De slotsom is dat de vorderingen van [appellanten] terecht zijn afgewezen en ook in hoger beroep niet toewijsbaar zijn. [appellanten] zijn daarom terecht veroordeeld in de proceskosten van de eerste aanleg; daarmee faalt ook de negende grief. [appellanten] zullen als de in het ongelijk gestelde partij worden veroordeeld in de proceskosten van het hoger beroep.
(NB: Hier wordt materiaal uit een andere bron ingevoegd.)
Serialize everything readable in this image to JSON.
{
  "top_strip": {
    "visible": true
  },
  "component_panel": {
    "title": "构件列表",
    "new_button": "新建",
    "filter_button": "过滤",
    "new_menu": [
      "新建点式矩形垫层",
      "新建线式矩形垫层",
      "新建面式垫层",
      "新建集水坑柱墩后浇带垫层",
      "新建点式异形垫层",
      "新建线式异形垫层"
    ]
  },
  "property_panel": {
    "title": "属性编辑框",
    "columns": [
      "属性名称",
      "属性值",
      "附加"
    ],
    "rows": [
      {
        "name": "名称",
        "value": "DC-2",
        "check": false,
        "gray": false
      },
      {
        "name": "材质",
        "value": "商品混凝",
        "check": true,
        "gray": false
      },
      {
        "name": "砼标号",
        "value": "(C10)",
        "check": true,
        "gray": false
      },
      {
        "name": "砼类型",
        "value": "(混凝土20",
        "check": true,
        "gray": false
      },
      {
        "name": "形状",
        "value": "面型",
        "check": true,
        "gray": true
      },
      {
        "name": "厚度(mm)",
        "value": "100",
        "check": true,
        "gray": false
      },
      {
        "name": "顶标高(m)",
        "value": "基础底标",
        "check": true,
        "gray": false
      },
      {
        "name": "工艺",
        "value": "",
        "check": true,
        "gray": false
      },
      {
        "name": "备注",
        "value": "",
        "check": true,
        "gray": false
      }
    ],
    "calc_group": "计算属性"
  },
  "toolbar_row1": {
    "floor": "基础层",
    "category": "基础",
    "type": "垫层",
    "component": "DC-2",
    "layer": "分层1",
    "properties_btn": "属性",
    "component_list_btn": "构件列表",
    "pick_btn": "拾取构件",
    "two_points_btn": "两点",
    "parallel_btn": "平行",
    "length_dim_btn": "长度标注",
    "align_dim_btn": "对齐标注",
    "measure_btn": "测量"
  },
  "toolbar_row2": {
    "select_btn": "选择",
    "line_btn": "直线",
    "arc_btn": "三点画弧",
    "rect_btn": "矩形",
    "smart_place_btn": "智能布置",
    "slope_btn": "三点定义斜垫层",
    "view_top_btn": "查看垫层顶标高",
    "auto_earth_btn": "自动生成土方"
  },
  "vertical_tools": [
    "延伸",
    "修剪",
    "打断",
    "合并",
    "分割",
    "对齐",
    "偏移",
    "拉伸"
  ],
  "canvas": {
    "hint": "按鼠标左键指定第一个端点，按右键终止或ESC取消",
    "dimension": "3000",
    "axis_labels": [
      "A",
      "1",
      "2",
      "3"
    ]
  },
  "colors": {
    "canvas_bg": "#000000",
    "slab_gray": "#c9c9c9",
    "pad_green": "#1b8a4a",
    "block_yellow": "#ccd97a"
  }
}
Deze worden aan de zijde van [geïntimeerden] begroot op:
– griffierecht € 772,-
– salaris advocaat (2 punten x tarief VI)
€ 8.128,-
totaal € 8.900,-.
De wettelijke rente over de proceskosten, waaronder de nakosten, zullen worden toegewezen op de wijze als in het dictum bepaald.

4.De uitspraak

Het hof:
bekrachtigt het bestreden vonnis;
veroordeelt [appellanten] in de proceskosten van het hoger beroep, en stelt die kosten tot op heden aan de zijde van [geïntimeerden] vast op € 8.900,-, en voor wat betreft de nakosten op € 163,- indien geen betekening plaatsvindt, dan wel op € 248,- vermeerderd met de explootkosten indien niet binnen veertien dagen na de datum van dit arrest is voldaan aan de bij dit arrest uitgesproken veroordeling en betekening van dit arrest heeft plaatsgevonden;
en bepaalt dat het bedrag van € 8.900,- binnen veertien dagen na de dag van deze uitspraak en het bedrag van € 163,- binnen veertien dagen na de dag van deze uitspraak dan wel het bedrag van € 248,- vermeerderd met explootkosten binnen veertien dagen na de dag van betekening moeten zijn voldaan, bij gebreke waarvan deze bedragen worden vermeerderd met de wettelijke rente als bedoeld in artikel 6:119 BW daarover vanaf het einde van voormelde termijn tot aan de dag der voldoening;
verklaart dit arrest uitvoerbaar bij voorraad;
wijst af het meer of anders in hoger beroep gevorderde.
Dit arrest is gewezen door mrs. S.C.H. Molin, A.C. van Campen en J.G.J. Rinkes en is in het openbaar uitgesproken door de rolraadsheer op 20 september 2022.